We had a Level II ultrasound yesterday and it went GREAT; well, as good as could be expected given our circumstances. When we left, Craig shook the doctor's hand, but later told me he wanted to give him a hug...that's how good it went.
First, let me tell you the technician believes the baby is a girl. If that's the case, we have decided to name her Lily. (If not, well, we'll just cross that bridge when we get there.) It's not a name I would have considered earlier, but none of the other girl names we liked before seem significant enough any more. There's a passage in Matthew that talks about the lilies of the field and how lovingly God cares for them. And, if He cares and provides for them, we must imagine how much more He cares for us, His creation (including this little one growing inside of me). It goes on to explain that we should not be anxious or concerned about tomorrow. So, I like what that passage means for us right now. Plus, I really like the idea of having something tangible after all of this is said and done. I can see us growing variations of lilies in a garden as a way to remember, think about, and pray for our child, as well as others we may hear about who are facing a similar situation.
The doctor we saw was a Maternal-Fetal Medicine Specialist (MFM for short). He was the one associated with Dr. Negative (we'll just call her that). So, you can imagine how very reluctant I felt about going to see someone associated with her. But, Craig wanted a true second opinion and I'm so glad he pushed me. We immediately felt only kindness and compassion from the MFM and the entire staff. The MFM disagreed with several of the concerns Dr. Negative mentioned. We know there are still risks (no greater than any other pregnancy), but the MFM helped us to feel much more confident about continuing, and about watching my progress throughout the pregnancy to determine which delivery method would be best....kind of like "Don't worry about tomorrow, let tomorrow worry about itself" (there's that consider the lilies passage again!).
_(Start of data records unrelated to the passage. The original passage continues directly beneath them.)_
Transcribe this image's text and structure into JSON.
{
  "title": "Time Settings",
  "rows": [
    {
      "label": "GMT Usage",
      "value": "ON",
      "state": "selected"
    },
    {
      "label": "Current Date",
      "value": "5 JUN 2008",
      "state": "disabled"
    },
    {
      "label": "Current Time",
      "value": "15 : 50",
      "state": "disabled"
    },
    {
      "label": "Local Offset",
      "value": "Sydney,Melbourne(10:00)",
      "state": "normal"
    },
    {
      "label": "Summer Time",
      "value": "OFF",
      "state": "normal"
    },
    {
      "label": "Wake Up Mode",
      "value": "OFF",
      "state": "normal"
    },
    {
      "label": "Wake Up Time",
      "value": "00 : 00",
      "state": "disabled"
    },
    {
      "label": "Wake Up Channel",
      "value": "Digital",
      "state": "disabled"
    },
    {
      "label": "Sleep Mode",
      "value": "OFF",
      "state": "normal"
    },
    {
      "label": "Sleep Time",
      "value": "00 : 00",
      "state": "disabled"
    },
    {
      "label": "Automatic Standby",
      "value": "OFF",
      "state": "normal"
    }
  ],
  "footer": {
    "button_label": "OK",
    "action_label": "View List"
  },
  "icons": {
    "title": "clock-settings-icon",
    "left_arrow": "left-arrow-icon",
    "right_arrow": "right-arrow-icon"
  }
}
The MFM also mentioned something else Craig and I hadn't considered earlier. There was talk about Lily being a good candidate for organ transplant donation. Immediately, that sat well in my stomach. I could picture a family looking for some hope for their child, and while we have none for ours, maybe we could offer some to someone else. However, one of biggest fears is feeling in control of Lily's passing. From the beginning, I felt that whether we chose to terminate early or we choose the date for induction/c-section, we are still choosing the date she would die. I didn't want responsibility for that! A friend helped me to see we didn't have that much control...we would only be deciding the day of birth and the rest is up to God. So now, I worry that organ donation changes that. I have a call into CHOP to verify, but here's my understanding; Lily will be medically brain-dead at birth with some possible brainstem activity. My guess is the doctors would want to put her on a ventilator as soon as she is born and then wait for us to give the okay to clamp her aorta (sp?). I'm not sure how I feel or should feel about that. Plus, I've read there be some ethical issues surrounding organ donation and anencephalic babies. So, we'll have to wait to hear from CHOP on this.
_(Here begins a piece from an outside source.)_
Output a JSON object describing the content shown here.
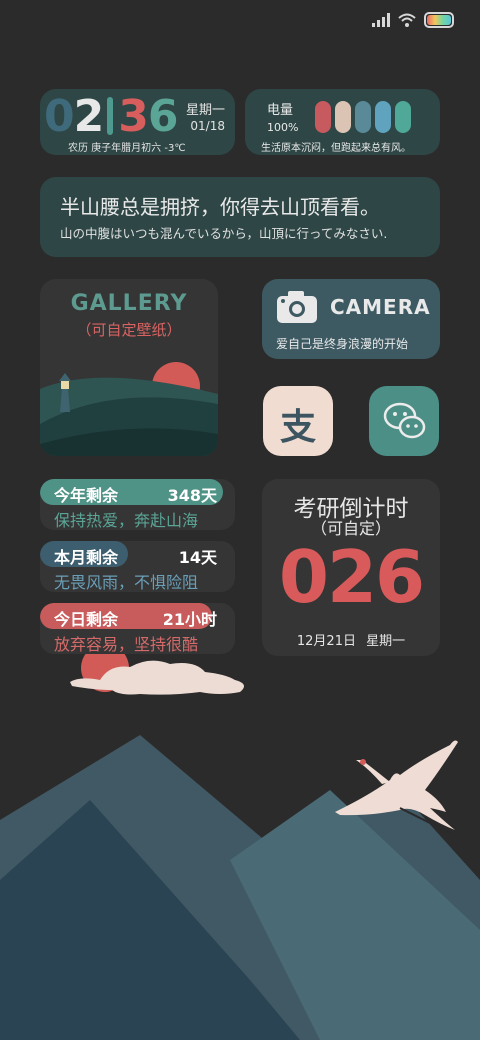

***Update: Unfortunately, there are legal issues prohibiting the use of organs from babies with anencephaly for the following reasons: (1) anencephalic infants will not usually satisfy the standard brain death criteria b/c of adequate brainstem function that maintains spontaneous respiration and heart rate after birth, (2) by the time brain death or somatic death has been declared, the organs will have undergone ischemic damage, making them unsuitable for transplantation, (3) life support does not improve the chance of successful organ donation from anencephalic babies.
There is still the possibility of tissue donation, but I'm not exactly sure what is needed or how it helps someone else. I do know the baby must weigh at least 7lbs, which is unlikely for a baby with anencephaly.
So, that news kind of burst a small bubble for us. We were beginning to see organ donation as "the purpose" for this tragedy. It was as if seeing some ultimate "good", would help to make this journey less painful. Somehow, I saw it as motivation to keep going....somehow knowing the purpose would stall any notions of giving up over the next 4 months.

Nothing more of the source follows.